The issue continued to worsen and interfere with her quality of life, so in January Dawn decided to follow up with her Gynecologist Dr. Michael Davidson of McLeod GYN Specialists.
“I just knew something was not right,” recalled Dawn.
An ultrasound revealed several contributing factors to Dawn’s breakthrough bleeding. A cyst on Dawn’s ovary was the most likely culprit, but she also had fibroids and adenomyosis, which is where the inner lining of the uterus (the endometrium) grows into the muscular wall of the uterus. In addition, the ultrasound showed cervical stenosis, or a narrowing of the passageway through the cervix. This can result from an endometrial ablation.
“Once you have cervical stenosis and an ablation, a hysterectomy is the only treatment option,” explains Dr. Davidson.
Dawn was an ideal candidate for a robotic-assisted hysterectomy, or the surgical removal of a woman’s uterus using a computer to control the surgical instruments.
“If we did not have the capability to perform robotic surgery, Dawn would have required a fairly large incision considering she had fibroids,” explains Dr. Davidson.
“I had no reservations as Dr. Davidson explained the surgery option,” recalls Dawn. “Hearing that I could resume normal activities and return to work within two weeks instead of the traditional six weeks sounded wonderful.”
On the morning of February 26, 2020, Dawn arrived at McLeod Regional Medical Center in Florence to undergo a total hysterectomy.
Dawn describes her experience as a “walk in the park,” only having mild stomach soreness immediately after the procedure. She never even needed pain medicine.
Thanks to the Outpatient Surgery Department’s focus on early discharges – a program called Extended Recovery – Dawn was able to go home the same day of her surgery. Normally, patients would stay in recovery for about four hours before being admitted overnight for observation. With Extended Recovery, patients stay in recovery approximately six to eight hours before going home.
This has many benefits for GYN patients, especially those with chronic conditions and young families. The surgical process no longer disrupts medication management nor requires the additional stress of making family arrangements to accommodate a hospital stay.
“Approximately 90 to 95 percent of patients who undergo robotic procedures go home the same day,” says Dr. Davidson. “Using other approaches, the average is a two- or three-day hospital stay.”
Following surgery, Dawn adhered to Dr. Davidson’s recommendations for the next two weeks and after her follow-up on March 11, returned to work on March 12.
“It was the easiest thing I have ever done,” says Dawn.
“As a GYN surgeon, I am not only operating on my patient, but I am also operating on her family and her job,” says Dr. Davidson. “My patients generally have more reservations about how surgery will affect their life during recovery than the surgery itself.

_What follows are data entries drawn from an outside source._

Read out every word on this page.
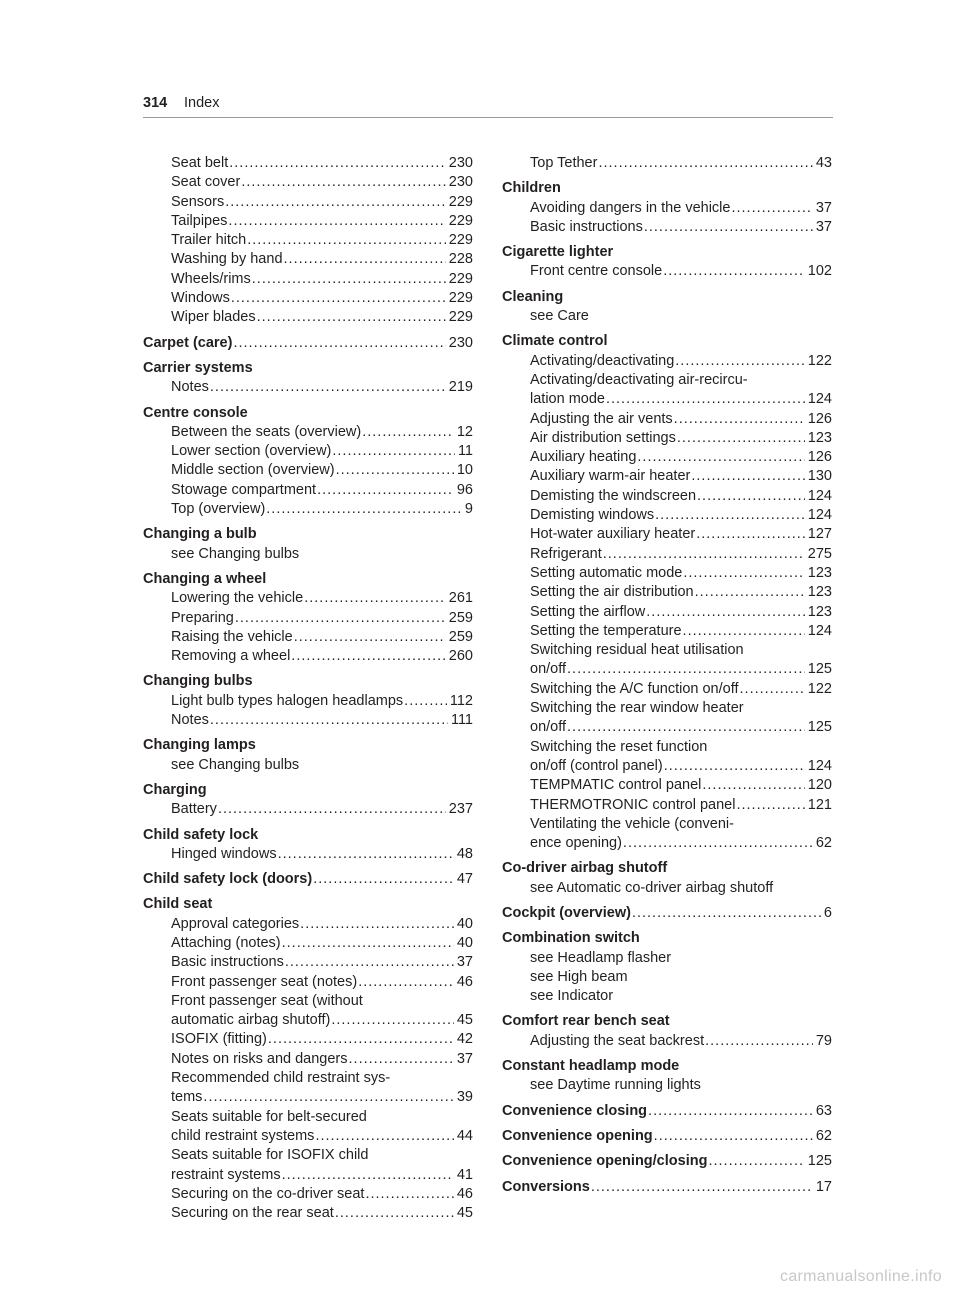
314 Index
Seat belt .....	230
Seat cover .....	230
Sensors .....	229
Tailpipes .....	229
Trailer hitch .....	229
Washing by hand .....	228
Wheels/rims .....	229
Windows .....	229
Wiper blades .....	229
Carpet (care) .....	230
Carrier systems
Notes .....	219
Centre console
Between the seats (overview) .....	12
Lower section (overview) .....	11
Middle section (overview) .....	10
Stowage compartment .....	96
Top (overview) .....	9
Changing a bulb
see Changing bulbs
Changing a wheel
Lowering the vehicle .....	261
Preparing .....	259
Raising the vehicle .....	259
Removing a wheel .....	260
Changing bulbs
Light bulb types halogen headlamps .....	112
Notes .....	111
Changing lamps
see Changing bulbs
Charging
Battery .....	237
Child safety lock
Hinged windows .....	48
Child safety lock (doors) .....	47
Child seat
Approval categories .....	40
Attaching (notes) .....	40
Basic instructions .....	37
Front passenger seat (notes) .....	46
Front passenger seat (without
automatic airbag shutoff) .....	45
ISOFIX (fitting) .....	42
Notes on risks and dangers .....	37
Recommended child restraint sys-
tems .....	39
Seats suitable for belt-secured
child restraint systems .....	44
Seats suitable for ISOFIX child
restraint systems .....	41
Securing on the co-driver seat .....	46
Securing on the rear seat .....	45
Top Tether .....	43
Children
Avoiding dangers in the vehicle .....	37
Basic instructions .....	37
Cigarette lighter
Front centre console .....	102
Cleaning
see Care
Climate control
Activating/deactivating .....	122
Activating/deactivating air-recircu-
lation mode .....	124
Adjusting the air vents .....	126
Air distribution settings .....	123
Auxiliary heating .....	126
Auxiliary warm-air heater .....	130
Demisting the windscreen .....	124
Demisting windows .....	124
Hot-water auxiliary heater .....	127
Refrigerant .....	275
Setting automatic mode .....	123
Setting the air distribution .....	123
Setting the airflow .....	123
Setting the temperature .....	124
Switching residual heat utilisation
on/off .....	125
Switching the A/C function on/off .....	122
Switching the rear window heater
on/off .....	125
Switching the reset function
on/off (control panel) .....	124
TEMPMATIC control panel .....	120
THERMOTRONIC control panel .....	121
Ventilating the vehicle (conveni-
ence opening) .....	62
Co-driver airbag shutoff
see Automatic co-driver airbag shutoff
Cockpit (overview) .....	6
Combination switch
see Headlamp flasher
see High beam
see Indicator
Comfort rear bench seat
Adjusting the seat backrest .....	79
Constant headlamp mode
see Daytime running lights
Convenience closing .....	63
Convenience opening .....	62
Convenience opening/closing .....	125
Conversions .....	17
carmanualsonline.info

“With robotics, I feel that I am impacting my patient’s life much less than I would have eight to ten years ago because now I can do the surgery in a way that allows my patient to return to work sooner and with less pain and disruption.”
Dr. Davidson explains that other types of minimally invasive procedures, such as laparoscopies, require the surgeon to manipulate the patient’s abdominal wall which tears through muscle and tissue. The robot, on the other hand, does not allow for this manipulation, restricting the surgery to one local area. This leads to much less pain following surgery, which in turn requires less pain medicine.

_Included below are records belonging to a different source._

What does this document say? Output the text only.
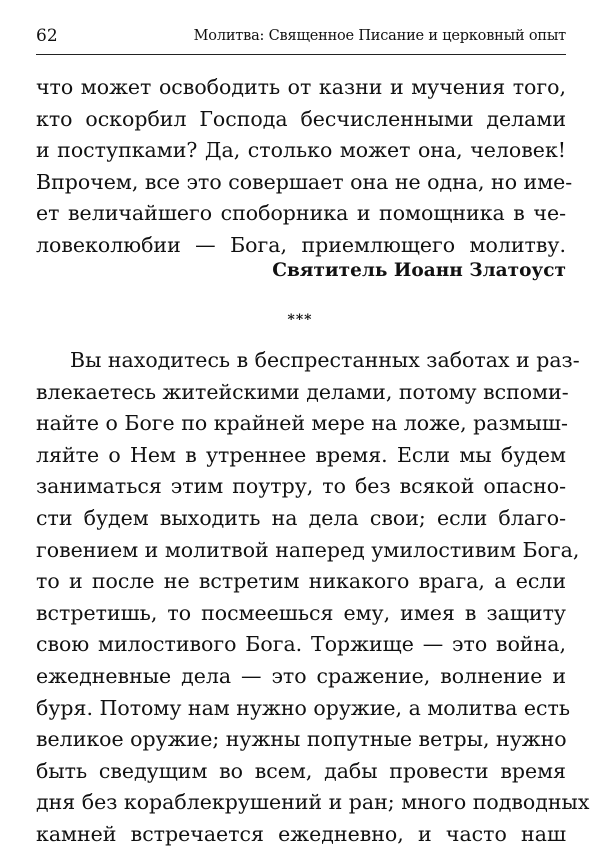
62	Молитва: Священное Писание и церковный опыт
что может освободить от казни и мучения того,
кто оскорбил Господа бесчисленными делами
и поступками? Да, столько может она, человек!
Впрочем, все это совершает она не одна, но име-
ет величайшего споборника и помощника в че-
ловеколюбии — Бога, приемлющего молитву.
Святитель Иоанн Златоуст
***
Вы находитесь в беспрестанных заботах и раз-
влекаетесь житейскими делами, потому вспоми-
найте о Боге по крайней мере на ложе, размыш-
ляйте о Нем в утреннее время. Если мы будем
заниматься этим поутру, то без всякой опасно-
сти будем выходить на дела свои; если благо-
говением и молитвой наперед умилостивим Бога,
то и после не встретим никакого врага, а если
встретишь, то посмеешься ему, имея в защиту
свою милостивого Бога. Торжище — это война,
ежедневные дела — это сражение, волнение и
буря. Потому нам нужно оружие, а молитва есть
великое оружие; нужны попутные ветры, нужно
быть сведущим во всем, дабы провести время
дня без кораблекрушений и ран; много подводных
камней встречается ежедневно, и часто наш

“There are two components here working together – the effectiveness of robotic surgery to minimize pain and changes in healthcare’s overall approach to narcotics,” says Dr. Davidson.
“Approximately 95 percent of my surgeries are robotic. When we look at the data – infection rates, outcomes, etc. – we are doing patients a favor with robotic surgery. Patients get back to normal faster and experience a much lesser impact on their home and work lives.”